You can go back again. Sort of.
Five years ago we uprooted our family, rented out our house in California and hit the road for adventure, leaving grand decisions about where we would live for another day. On this journey, my husband’s great instincts led us to Stowe, Vermont, which our sons would later declare their “favorite place on earth.”
At the time, that designation had a lot to do with the Alpine Slide at the Stowe Mountain Resort, an old-fashioned ride that required a chairlift up, then a plastic race car down.
The boys had asked repeatedly to return. Finally, the time was right. Only after I booked our flights did I learn that Alpine Slide was no more — too dangerous, and made of asbestos.
That was probably for the best, because how could the reality ever match my boys’ memories? Fortunately, the Alpine Slide ride had recently been replaced by bigger, better attractions, including the longest zipline in the United States, two miles long, over three segments.
Was I nervous? Um, yeah. But nervousness was not an excuse not to do it. In fact, it was the main reason to do it. Sure, if I thought it was truly dangerous, or if I thought I’d be miserable, I would not do it. But simple fear needs to be beat back, because the more I practice fear-conquering in a recreational setting, the more it will become habit in real life.
To make sure it was safe, I sent my kids first.
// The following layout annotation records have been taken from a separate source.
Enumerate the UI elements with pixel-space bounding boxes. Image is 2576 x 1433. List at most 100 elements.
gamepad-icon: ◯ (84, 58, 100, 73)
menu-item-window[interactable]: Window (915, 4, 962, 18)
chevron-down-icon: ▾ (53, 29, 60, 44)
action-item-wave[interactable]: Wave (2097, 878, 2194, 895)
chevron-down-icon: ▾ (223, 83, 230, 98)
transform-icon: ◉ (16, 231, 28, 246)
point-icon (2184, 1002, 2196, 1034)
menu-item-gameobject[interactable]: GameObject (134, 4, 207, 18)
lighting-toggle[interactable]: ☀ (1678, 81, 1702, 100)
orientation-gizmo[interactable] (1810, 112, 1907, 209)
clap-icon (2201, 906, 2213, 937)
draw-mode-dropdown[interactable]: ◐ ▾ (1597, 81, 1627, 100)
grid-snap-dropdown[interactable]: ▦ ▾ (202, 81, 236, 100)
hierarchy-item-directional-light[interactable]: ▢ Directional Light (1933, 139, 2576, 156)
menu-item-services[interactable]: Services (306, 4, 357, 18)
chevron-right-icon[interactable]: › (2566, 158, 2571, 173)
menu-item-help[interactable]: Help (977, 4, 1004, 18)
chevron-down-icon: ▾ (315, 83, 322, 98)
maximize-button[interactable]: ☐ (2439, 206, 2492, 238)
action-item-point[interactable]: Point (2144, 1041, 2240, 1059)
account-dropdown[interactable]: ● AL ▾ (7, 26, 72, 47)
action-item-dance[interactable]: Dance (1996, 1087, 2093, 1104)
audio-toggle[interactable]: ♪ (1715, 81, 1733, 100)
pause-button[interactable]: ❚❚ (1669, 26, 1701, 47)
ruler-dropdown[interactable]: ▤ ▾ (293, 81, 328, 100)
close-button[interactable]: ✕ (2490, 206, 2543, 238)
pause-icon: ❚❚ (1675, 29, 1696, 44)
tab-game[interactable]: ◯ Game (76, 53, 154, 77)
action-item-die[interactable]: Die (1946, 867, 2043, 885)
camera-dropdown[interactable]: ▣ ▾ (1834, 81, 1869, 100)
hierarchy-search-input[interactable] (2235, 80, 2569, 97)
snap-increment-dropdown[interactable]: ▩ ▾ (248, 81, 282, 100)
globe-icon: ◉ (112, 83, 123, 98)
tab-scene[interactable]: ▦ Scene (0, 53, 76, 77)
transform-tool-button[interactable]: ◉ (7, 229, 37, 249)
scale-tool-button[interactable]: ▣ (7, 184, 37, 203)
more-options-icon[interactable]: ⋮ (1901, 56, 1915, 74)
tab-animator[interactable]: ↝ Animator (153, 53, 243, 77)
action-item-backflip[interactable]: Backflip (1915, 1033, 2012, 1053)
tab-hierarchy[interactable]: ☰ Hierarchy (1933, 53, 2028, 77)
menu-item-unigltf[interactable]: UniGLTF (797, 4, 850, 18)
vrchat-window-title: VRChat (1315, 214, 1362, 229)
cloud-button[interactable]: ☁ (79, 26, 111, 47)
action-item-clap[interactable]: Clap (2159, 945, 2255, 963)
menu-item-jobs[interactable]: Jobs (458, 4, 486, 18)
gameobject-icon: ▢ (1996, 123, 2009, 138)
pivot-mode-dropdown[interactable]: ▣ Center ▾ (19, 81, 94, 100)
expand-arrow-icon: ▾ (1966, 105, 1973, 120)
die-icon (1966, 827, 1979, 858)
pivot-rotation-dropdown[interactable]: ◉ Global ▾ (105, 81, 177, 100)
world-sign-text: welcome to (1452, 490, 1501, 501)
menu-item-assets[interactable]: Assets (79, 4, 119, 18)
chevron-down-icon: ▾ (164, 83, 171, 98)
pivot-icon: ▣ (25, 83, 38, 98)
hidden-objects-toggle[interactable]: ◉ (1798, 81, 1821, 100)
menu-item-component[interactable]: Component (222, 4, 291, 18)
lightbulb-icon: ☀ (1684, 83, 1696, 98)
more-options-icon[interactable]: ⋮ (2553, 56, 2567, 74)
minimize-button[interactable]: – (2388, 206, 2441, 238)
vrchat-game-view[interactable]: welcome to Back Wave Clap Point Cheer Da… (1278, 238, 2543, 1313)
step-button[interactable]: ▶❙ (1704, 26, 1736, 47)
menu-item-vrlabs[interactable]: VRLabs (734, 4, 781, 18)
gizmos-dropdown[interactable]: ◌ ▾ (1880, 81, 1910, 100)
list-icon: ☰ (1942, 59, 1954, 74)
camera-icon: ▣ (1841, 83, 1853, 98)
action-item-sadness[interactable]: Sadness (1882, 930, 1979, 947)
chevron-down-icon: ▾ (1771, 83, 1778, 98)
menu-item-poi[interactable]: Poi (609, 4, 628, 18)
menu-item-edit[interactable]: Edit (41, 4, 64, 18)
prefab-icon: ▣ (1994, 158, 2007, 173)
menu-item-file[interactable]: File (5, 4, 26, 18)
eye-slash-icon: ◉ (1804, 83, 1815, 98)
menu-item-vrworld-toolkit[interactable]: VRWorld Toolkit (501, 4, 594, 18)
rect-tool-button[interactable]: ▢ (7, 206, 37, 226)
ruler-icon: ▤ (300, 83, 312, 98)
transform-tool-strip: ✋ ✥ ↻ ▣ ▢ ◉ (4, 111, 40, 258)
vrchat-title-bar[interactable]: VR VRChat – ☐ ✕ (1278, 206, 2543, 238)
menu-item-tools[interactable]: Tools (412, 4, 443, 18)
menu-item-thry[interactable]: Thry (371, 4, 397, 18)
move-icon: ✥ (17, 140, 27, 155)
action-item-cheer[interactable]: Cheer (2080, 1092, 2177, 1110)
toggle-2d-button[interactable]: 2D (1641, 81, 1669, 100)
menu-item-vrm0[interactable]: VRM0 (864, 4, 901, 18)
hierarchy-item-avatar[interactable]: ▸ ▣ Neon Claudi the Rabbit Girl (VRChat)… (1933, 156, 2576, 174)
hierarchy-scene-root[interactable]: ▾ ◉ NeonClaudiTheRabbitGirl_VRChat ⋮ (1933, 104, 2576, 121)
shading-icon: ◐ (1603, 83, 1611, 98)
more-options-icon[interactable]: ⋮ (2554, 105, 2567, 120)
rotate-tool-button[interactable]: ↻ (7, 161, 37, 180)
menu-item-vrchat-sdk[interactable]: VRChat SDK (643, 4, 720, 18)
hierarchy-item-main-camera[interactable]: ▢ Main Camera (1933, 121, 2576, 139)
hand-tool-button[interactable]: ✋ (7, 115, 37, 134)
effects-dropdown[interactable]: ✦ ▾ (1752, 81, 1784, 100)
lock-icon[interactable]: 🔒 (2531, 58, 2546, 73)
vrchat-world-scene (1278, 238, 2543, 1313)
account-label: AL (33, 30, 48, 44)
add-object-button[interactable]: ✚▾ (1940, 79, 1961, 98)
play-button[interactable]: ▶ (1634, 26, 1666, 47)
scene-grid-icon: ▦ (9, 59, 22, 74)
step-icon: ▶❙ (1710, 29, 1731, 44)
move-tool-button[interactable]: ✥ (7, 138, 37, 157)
(The zipline, by the way, was baby stuff compared to the Tree-top Ropes Course in terms of conquering fear. I’ll try to bring myself to describe that experience in another post.)
Stowe lived up to its memory as one of our favorite places. It is more than the zipline, of course. It is more even than its considerable beauty. Stowe’s mountain town holds a certain creativity and charm and history and green mountains and ice cream and a stream and one of my favorite bike paths in the country.
At the risk of sounding like a commercial (and I assure you I’m not getting anything free for this post, folks, just sharing the info), there was also our historic hotel, the Green Mountain Inn, right in town, with its lovely swimming pool, and a fire pit where other hotel guests roasted marshmallows and shared their wine.
Throughout the town, a feeling swam through me, a sense of “aren’t we all so lucky to be here?” I felt relief that the magical place we’d loved had stayed magical. Or perhaps it was simply relief that I’d survived the zipline.
I’m already dreaming about our return.